Washington Post sports columnist Mike Wise pulled a clever stunt yesterday: he put up some fake news on Twitter, to "prove that 'anybody will print anything.'" Actually, he proved it's dumb to assume Mike Wise is a smart, trustworthy journalist.

At midday yesterday, Wise tweeted that Steelers quarterback Ben Roethlisberger would be suspended for five games by the NFL. Which would be big news, if it were true. The funny thing though is Mike Wise just made it up! Because you may not know this, but Mike Wise is what you call a "real journalist," the type who doesn't just run with any old rumor he hears on the Twitter, unlike most losers today. So when other sports reporters passed on Mike Wise's fake tweet, guess what Mike Wise proved to the world?

Yes, he proved that Mike Wise is an idiot.

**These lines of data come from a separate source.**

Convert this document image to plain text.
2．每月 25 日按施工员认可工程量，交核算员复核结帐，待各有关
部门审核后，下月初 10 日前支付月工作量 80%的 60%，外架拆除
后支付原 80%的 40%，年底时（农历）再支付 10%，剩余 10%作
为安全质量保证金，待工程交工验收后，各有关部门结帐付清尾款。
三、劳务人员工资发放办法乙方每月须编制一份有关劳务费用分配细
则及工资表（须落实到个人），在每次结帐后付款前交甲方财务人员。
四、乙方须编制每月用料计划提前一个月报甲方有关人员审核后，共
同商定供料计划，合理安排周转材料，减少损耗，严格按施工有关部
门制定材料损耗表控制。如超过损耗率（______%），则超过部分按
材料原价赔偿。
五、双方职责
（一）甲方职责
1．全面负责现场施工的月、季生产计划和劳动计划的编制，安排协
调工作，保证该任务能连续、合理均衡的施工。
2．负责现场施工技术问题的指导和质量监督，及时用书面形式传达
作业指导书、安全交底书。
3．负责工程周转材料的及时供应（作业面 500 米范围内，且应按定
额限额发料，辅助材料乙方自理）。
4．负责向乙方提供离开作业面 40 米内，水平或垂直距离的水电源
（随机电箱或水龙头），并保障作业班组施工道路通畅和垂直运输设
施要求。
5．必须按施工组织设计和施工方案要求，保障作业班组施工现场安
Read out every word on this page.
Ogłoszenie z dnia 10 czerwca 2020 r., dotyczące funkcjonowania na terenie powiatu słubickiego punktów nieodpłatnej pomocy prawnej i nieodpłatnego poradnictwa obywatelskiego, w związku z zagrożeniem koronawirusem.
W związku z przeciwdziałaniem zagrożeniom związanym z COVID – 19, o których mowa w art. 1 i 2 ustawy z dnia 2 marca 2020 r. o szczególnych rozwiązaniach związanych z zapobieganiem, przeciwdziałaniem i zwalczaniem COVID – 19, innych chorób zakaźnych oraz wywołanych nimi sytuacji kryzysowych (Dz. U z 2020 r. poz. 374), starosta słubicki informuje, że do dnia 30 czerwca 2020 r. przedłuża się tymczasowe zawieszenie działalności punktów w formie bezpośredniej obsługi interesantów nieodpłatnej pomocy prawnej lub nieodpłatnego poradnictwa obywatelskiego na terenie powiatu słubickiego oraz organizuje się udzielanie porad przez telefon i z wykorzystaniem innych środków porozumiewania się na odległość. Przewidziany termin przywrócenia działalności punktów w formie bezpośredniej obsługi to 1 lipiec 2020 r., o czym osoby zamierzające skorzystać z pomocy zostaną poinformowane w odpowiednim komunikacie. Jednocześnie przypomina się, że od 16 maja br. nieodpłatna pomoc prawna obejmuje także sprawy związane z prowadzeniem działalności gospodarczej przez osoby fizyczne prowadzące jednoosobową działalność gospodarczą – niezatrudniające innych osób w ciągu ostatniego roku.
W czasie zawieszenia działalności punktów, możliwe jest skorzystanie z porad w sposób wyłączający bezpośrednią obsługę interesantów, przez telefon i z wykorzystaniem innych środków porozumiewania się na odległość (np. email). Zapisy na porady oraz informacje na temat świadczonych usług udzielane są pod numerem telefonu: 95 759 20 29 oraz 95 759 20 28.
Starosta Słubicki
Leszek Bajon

Twitter is simply a channel of communication, albeit an annoying one. Mike Wise is a sports columnist for one of the most respected newspapers in the world. So Mike Wise proved that, yes, he is capable of using the institutional respect that his employer has garnered to trick people, very momentarily, into believing something that's not true. This would also work if he just made some shit up and put it in his WaPo column—people would believe it momentarily, and then it would come out that it's actually false, and everyone would curse Mike Wise for being a fucking idiot, just like they are now. (Including his own colleagues).

Wise has apologized, but he still seems to think that he proved something here: "But in the end, it proved two things: 1. I was right about nobody checking facts or sourcing and 2. I'm an idiot. Apologies to all involved." He also said, "Bottom line: I picked a lousy way to show we have no credibility in this medium, in the social networking medium, and that nobody checks these things out. It was just not a good way to do it. If i had to do it all over again I would have picked another way."

No, you proved nothing, Mike Wise. Nothing! All you did was confirm that it is possible for a journalist with a respectable title at a trusted news outlet to squander his credibility in exchange for momentarily getting the public to fall for a fabrication. Jayson Blair did this with much more style than you, anyhow.